De leeswereld van Stefan Perceval

'Lezen is denken met andermans hoofd', zei Schopenhauer. Maar wat zoeken we in dat andere hoofd? Is het rust, verstrooiing, kennis? Dit is Leeswereld, een interviewreeks over de rol van lezen, over schoonheid, over taal. Deze aflevering: Stefan Perceval, theatermaker.
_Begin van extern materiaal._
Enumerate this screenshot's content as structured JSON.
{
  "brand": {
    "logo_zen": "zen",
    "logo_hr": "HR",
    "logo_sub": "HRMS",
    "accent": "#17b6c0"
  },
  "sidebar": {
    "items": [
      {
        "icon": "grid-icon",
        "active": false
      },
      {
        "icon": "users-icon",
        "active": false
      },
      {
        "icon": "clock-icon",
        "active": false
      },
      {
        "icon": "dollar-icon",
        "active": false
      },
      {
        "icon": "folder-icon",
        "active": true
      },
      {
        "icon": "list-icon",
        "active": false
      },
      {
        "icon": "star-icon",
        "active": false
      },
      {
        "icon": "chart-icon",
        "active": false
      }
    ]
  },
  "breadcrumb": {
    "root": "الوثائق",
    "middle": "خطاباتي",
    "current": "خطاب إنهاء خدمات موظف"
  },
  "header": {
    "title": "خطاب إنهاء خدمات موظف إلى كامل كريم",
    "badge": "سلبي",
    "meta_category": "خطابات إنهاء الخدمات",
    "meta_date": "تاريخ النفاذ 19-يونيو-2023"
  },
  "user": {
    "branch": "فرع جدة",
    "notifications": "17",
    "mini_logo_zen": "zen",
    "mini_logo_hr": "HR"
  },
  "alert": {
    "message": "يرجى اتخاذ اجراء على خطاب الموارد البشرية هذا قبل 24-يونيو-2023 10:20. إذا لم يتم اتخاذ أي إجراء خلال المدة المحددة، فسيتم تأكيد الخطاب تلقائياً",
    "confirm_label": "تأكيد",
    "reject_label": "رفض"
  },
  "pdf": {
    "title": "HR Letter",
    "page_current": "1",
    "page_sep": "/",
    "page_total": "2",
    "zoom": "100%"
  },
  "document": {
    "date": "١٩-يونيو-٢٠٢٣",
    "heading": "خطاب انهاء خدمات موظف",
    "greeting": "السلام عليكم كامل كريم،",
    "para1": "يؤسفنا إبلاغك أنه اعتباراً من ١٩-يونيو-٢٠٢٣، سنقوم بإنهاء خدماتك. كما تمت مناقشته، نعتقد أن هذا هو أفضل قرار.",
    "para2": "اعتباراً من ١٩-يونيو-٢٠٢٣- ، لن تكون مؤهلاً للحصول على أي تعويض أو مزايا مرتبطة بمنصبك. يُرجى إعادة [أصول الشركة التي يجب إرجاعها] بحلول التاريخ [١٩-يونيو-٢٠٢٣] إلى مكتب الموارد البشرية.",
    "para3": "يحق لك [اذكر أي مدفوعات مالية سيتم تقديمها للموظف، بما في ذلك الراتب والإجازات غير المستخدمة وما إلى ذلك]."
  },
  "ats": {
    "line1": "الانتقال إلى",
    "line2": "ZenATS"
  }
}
door Matthias M.R. Declercq
©Michiel Devijver en Iedereen Leest
©Michiel Devijver en Iedereen Leest

Als er één boek is, één verhaal, dat mijn leven mee heeft bepaald, dan is het De gebroeders Leeuwenhart van Astrid Lindgren’, zegt theatermaker Stefan Perceval. Het hele gesprek lang zit Stefan voor de boekenkast in de woonkamer, thuis in Oostende. Af en toe kijkt hij om en laat zijn ogen over de ruggen gaan. Stefan Perceval is de vleesgeworden associatie. In zijn hoofd bouwt het ene beeld of titel verder op de vorige, als wagons die een trein vormen. Dan komt het verhaal onder stoom, waaiert vervolgens breed uit, om dan via omwegen terug te keren naar de bron: de broers Leeuwenhart.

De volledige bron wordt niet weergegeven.